Attached are the bcbio-nextgen.log and bcbio-nextgen-commands.log. Unfortunately I'd already deleted work before spotting this, so I don't have bcbio-nextgen-debug.log. The run had a couple of false starts due to silly mistakes (wrong BED files for the exomes), but I don't see any way those could have led to these results.

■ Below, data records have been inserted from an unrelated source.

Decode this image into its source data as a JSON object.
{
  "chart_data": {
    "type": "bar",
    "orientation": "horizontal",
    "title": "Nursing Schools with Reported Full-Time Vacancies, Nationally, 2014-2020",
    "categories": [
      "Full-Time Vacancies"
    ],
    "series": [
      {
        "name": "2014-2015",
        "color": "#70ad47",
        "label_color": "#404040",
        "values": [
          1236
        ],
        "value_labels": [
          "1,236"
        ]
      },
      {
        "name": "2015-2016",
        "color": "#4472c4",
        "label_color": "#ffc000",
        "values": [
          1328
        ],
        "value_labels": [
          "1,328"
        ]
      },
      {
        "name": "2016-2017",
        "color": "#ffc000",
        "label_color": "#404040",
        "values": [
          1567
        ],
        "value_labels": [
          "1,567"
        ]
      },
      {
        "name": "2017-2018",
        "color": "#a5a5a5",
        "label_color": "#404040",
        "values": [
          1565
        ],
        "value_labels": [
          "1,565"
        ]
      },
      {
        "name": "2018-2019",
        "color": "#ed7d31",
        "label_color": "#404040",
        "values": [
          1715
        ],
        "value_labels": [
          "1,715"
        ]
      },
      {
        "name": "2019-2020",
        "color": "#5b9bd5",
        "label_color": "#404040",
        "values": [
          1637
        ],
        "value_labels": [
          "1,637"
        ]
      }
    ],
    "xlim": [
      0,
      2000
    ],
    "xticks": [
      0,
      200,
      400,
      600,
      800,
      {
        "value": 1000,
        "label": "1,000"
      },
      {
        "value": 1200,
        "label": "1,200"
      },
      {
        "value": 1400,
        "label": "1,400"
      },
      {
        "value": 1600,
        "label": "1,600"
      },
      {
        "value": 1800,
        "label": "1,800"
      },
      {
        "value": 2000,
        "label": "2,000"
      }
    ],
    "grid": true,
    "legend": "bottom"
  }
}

bcbio-nextgen.log bcbio-nextgen-commands.log

DrMcStrange commented 3 years ago

Okay, I've now checked with colleagues who have run GATK germline small variant calling runs, and their final VCFs are missing calls for the same region on chr1. These are runs with hg38 as reference - I've also checked some hg19 runs and they're unaffected.

We still have all the intermediate files for some runs. Where would be the best place to begin tracking this down?

DrMcStrange commented 2 years ago

In case anyone's interested, I've now done some testing on 1.2.9 and this issue appears to be resolved.

Still, I'm curious to know what caused this, and whether anyone else ran into the same issue with GATK joint calling. From my earlier testing, it affected joint calling (but not population calling) on at least versions 1.2.4 and 1.2.8.

DrMcStrange commented 2 years ago

Cancel that last comment - turns out I was looking at batch calling results, not joint calling. My joint calling tests are currently crashing, so the issue may still exist.